A Message from Zo

Every now and then, life lets you know that not all we experience is corporeal. This miraculous event compelled me to note every step of it.

Featured photo by Lynda Yost, his other mother next door.


 

Zodiac, Amy’s and my plump, flame-tipped Siamese cat, left us a message today. Odd, because it was written, and even more odd because he died three days ago.

Before I relate this supernatural event, I’d like you to know that Amy and I consider it an honor to comfort the dying; not just being there for them but treating the disease or injury if we can, or at least alleviating symptoms to the best of our ability. 

Unlike with most of our pets (and relatives and friends), we hadn’t been able to hospice Zody. His sudden death prevented us from saying goodbye and adjusting over time to an impending new reality marked by his absence.

Here’s what happened:

Except for waking a little later, this morning started out like most, unlike the previous two days where Amy and I were so sad and weepy that we could barely think of anything else except the shock and pain of losing Zo. But today, I felt like the trauma of his passing was beginning to abate. 

While reading the New York Times on my iPhone, I observed my morning ritual of drinking a cup coffee, eating a slice of toast, and choking down a dozen medications and vitamins.

After 30 or 40 minutes, I rose from the table. Thinking about what I needed to get done, I checked the time: 9:22 am. 

Just as I normally would, I slid my phone into my sweater pocket, kissed Amy on the head, and took my coffee cup, pill organizer, and water bottle into the kitchen before walking toward the bathroom adjoining my office. 

Our cats, Sage and Zody, when he was still with us, had been retiring after their breakfast to my office for the last couple of months to take a nap in the warming rays of the eastern sun. Sage slept on top of a bookcase to the right of my office chair, and Zo slept on my desk just to the left of my keyboard and monitor. 

That was where his instantly fatal heart attack occurred while I, staring at the monitor and mousing with my right hand, idly scratched his nestled head with my left hand as he gently purred.

As I passed through my office today, Sage was snoozing in her spot as usual but Zo was sadly absent from his. I quietly said: “Love Sage” to her, and to the empty space on my desk, I whispered: “Love Zodiac. I miss you.” 

After turning on my computer, I went into the bathroom between my office and Amy’s. There, I turned on the heater, sat down, and pulled the phone out of my sweater pocket.

I noticed that the Notes app was open and that “Zo” was written on the open note.

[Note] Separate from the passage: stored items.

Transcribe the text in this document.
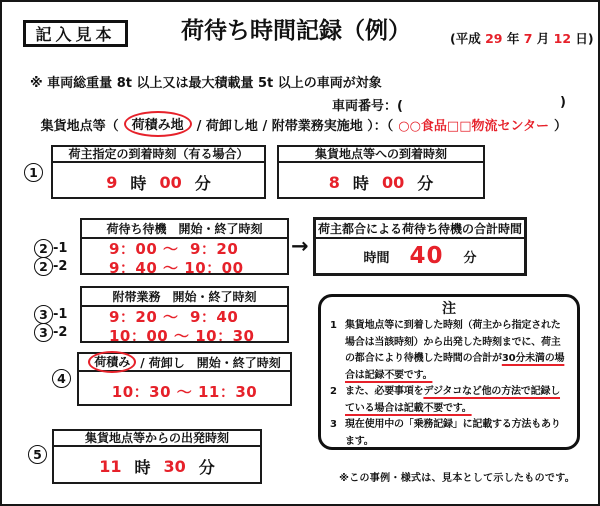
記入見本	荷待ち時間記録（例）	(平成 29 年 7 月 12 日)
※ 車両総重量 8t 以上又は最大積載量 5t 以上の車両が対象
車両番号：(	)
集貨地点等（	荷積み地	/ 荷卸し地 / 附帯業務実施地 ）：（ ○○食品□□物流センター ）
1
荷主指定の到着時刻（有る場合）
9 時 00 分
集貨地点等への到着時刻
8 時 00 分
2 -1
2 -2
荷待ち待機　開始・終了時刻
9：00 ～  9：20
9：40 ～ 10：00
→
荷主都合による荷待ち待機の合計時間
時間 40 分
3 -1
3 -2
附帯業務　開始・終了時刻
9：20 ～  9：40
10：00 ～ 10：30
注
1 集貨地点等に到着した時刻（荷主から指定された場合は当該時刻）から出発した時刻までに、荷主の都合により待機した時間の合計が30分未満の場合は記録不要です。
2 また、必要事項をデジタコなど他の方法で記録している場合は記載不要です。
3 現在使用中の「乗務記録」に記載する方法もあります。
4
荷積み / 荷卸し　開始・終了時刻
10：30 ～ 11：30
5
集貨地点等からの出発時刻
11 時 30 分
※この事例・様式は、見本として示したものです。
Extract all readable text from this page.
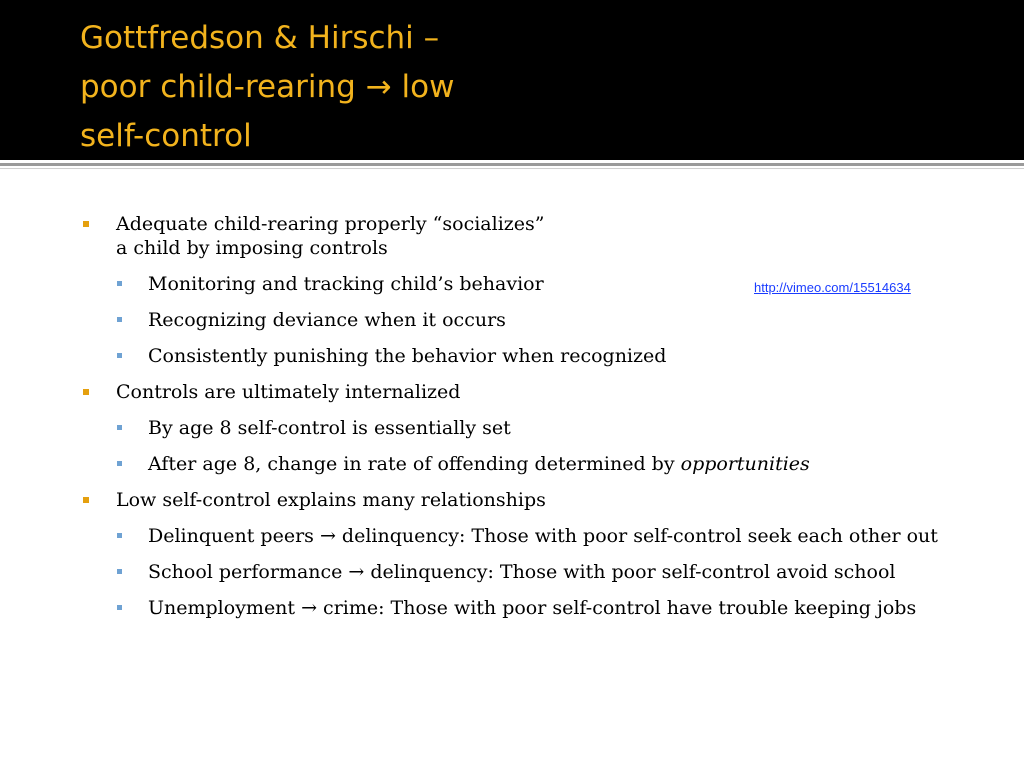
Gottfredson & Hirschi –
poor child-rearing → low
self-control
Adequate child-rearing properly “socializes”
a child by imposing controls
Monitoring and tracking child’s behavior
Recognizing deviance when it occurs
Consistently punishing the behavior when recognized
Controls are ultimately internalized
By age 8 self-control is essentially set
After age 8, change in rate of offending determined by opportunities
Low self-control explains many relationships
Delinquent peers → delinquency: Those with poor self-control seek each other out
School performance → delinquency: Those with poor self-control avoid school
Unemployment → crime: Those with poor self-control have trouble keeping jobs
http://vimeo.com/15514634
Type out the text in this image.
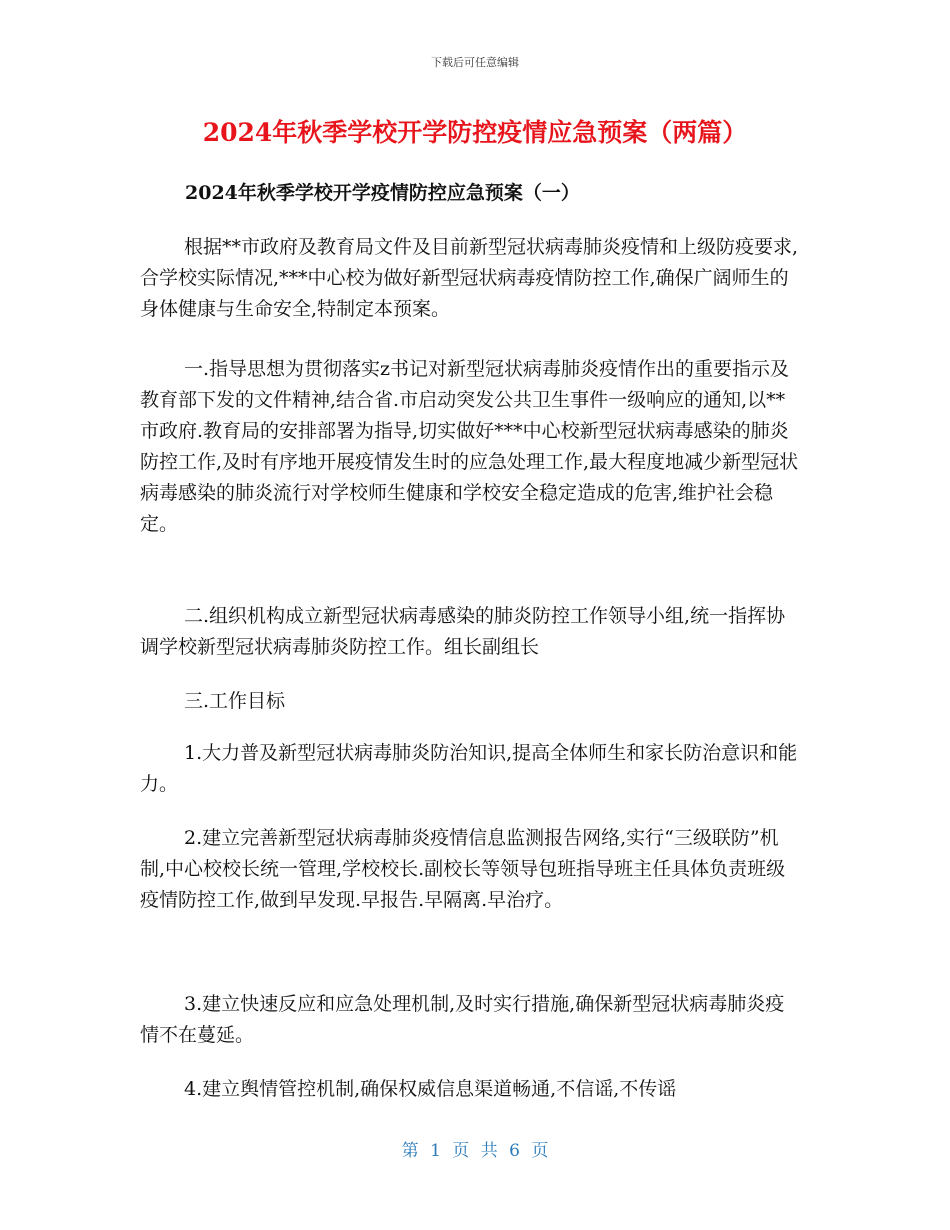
下载后可任意编辑
2024年秋季学校开学防控疫情应急预案（两篇）
2024年秋季学校开学疫情防控应急预案（一）

根据**市政府及教育局文件及目前新型冠状病毒肺炎疫情和上级防疫要求,合学校实际情况,***中心校为做好新型冠状病毒疫情防控工作,确保广阔师生的身体健康与生命安全,特制定本预案。

一.指导思想为贯彻落实z书记对新型冠状病毒肺炎疫情作出的重要指示及教育部下发的文件精神,结合省.市启动突发公共卫生事件一级响应的通知,以**市政府.教育局的安排部署为指导,切实做好***中心校新型冠状病毒感染的肺炎防控工作,及时有序地开展疫情发生时的应急处理工作,最大程度地减少新型冠状病毒感染的肺炎流行对学校师生健康和学校安全稳定造成的危害,维护社会稳定。

二.组织机构成立新型冠状病毒感染的肺炎防控工作领导小组,统一指挥协调学校新型冠状病毒肺炎防控工作。组长副组长

三.工作目标

1.大力普及新型冠状病毒肺炎防治知识,提高全体师生和家长防治意识和能力。

2.建立完善新型冠状病毒肺炎疫情信息监测报告网络,实行“三级联防”机制,中心校校长统一管理,学校校长.副校长等领导包班指导班主任具体负责班级疫情防控工作,做到早发现.早报告.早隔离.早治疗。

3.建立快速反应和应急处理机制,及时实行措施,确保新型冠状病毒肺炎疫情不在蔓延。

4.建立舆情管控机制,确保权威信息渠道畅通,不信谣,不传谣

第 1 页 共 6 页
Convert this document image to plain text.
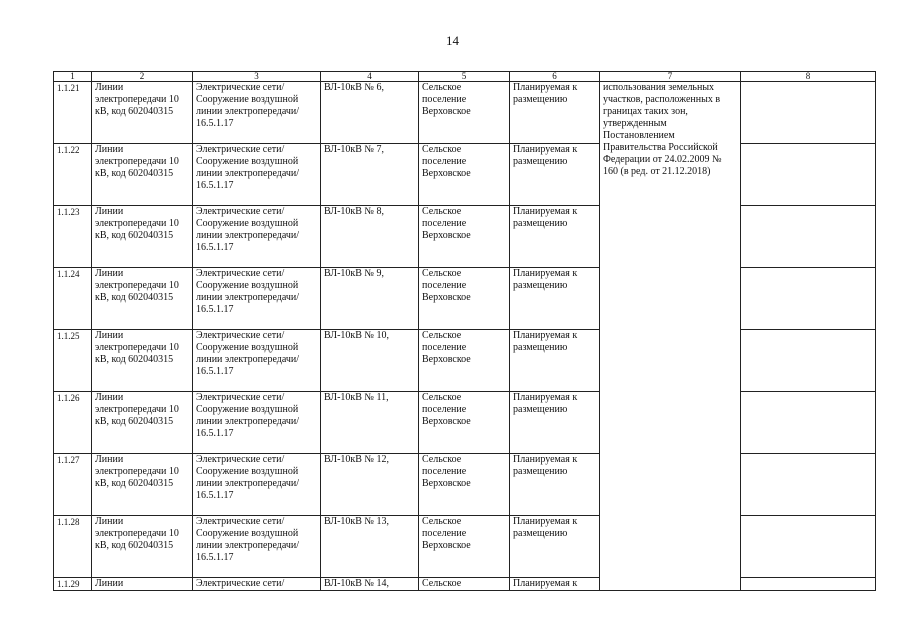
14
1	2	3	4	5	6	7	8
1.1.21	Линии электропередачи 10 кВ, код 602040315	Электрические сети/ Сооружение воздушной линии электропередачи/ 16.5.1.17	ВЛ-10кВ № 6,	Сельское поселение Верховское	Планируемая к размещению	использования земельных участков, расположенных в границах таких зон, утвержденным Постановлением Правительства Российской Федерации от 24.02.2009 № 160 (в ред. от 21.12.2018)	
1.1.22	Линии электропередачи 10 кВ, код 602040315	Электрические сети/ Сооружение воздушной линии электропередачи/ 16.5.1.17	ВЛ-10кВ № 7,	Сельское поселение Верховское	Планируемая к размещению		
1.1.23	Линии электропередачи 10 кВ, код 602040315	Электрические сети/ Сооружение воздушной линии электропередачи/ 16.5.1.17	ВЛ-10кВ № 8,	Сельское поселение Верховское	Планируемая к размещению		
1.1.24	Линии электропередачи 10 кВ, код 602040315	Электрические сети/ Сооружение воздушной линии электропередачи/ 16.5.1.17	ВЛ-10кВ № 9,	Сельское поселение Верховское	Планируемая к размещению		
1.1.25	Линии электропередачи 10 кВ, код 602040315	Электрические сети/ Сооружение воздушной линии электропередачи/ 16.5.1.17	ВЛ-10кВ № 10,	Сельское поселение Верховское	Планируемая к размещению		
1.1.26	Линии электропередачи 10 кВ, код 602040315	Электрические сети/ Сооружение воздушной линии электропередачи/ 16.5.1.17	ВЛ-10кВ № 11,	Сельское поселение Верховское	Планируемая к размещению		
1.1.27	Линии электропередачи 10 кВ, код 602040315	Электрические сети/ Сооружение воздушной линии электропередачи/ 16.5.1.17	ВЛ-10кВ № 12,	Сельское поселение Верховское	Планируемая к размещению		
1.1.28	Линии электропередачи 10 кВ, код 602040315	Электрические сети/ Сооружение воздушной линии электропередачи/ 16.5.1.17	ВЛ-10кВ № 13,	Сельское поселение Верховское	Планируемая к размещению		
1.1.29	Линии	Электрические сети/	ВЛ-10кВ № 14,	Сельское	Планируемая к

Of course, it’s not unusual to find a random app open. When I saw what was written on it, I first assumed I had begun a notation regarding his death sometime in the previous two days. However, I was stunned to see that the note was time-stamped 9:23 am.

I looked at the current time on my phone: 9:24 am.

That note was created less than a minute prior at 9:23 am! Not yesterday or the day before, but today; this morning at the exact time I was telling Zo that I loved him.

I had not opened the app in the previous minute or so, at least not intentionally, and I most certainly had not typed “Zo” into the new note while the phone was in my sweater pocket.

I felt it had to be a message from Zodiac. 

Hoping he was near, I affectionately crooned to him in the spirit world as I had done so many times in life: “Zo, Po, Zody-Pody! You are my Z-Z-Z, Z-Z-Z Zodiac sign!”  

Zody’s death was so quick that he must have been just as shocked as Amy and I were at his instantaneous departure.

Maybe this message was how he made sure that we had a more satisfactory closure.

Goodbye, Zo, my sweet buddy. You are still loved and so missed by the network of affection you created.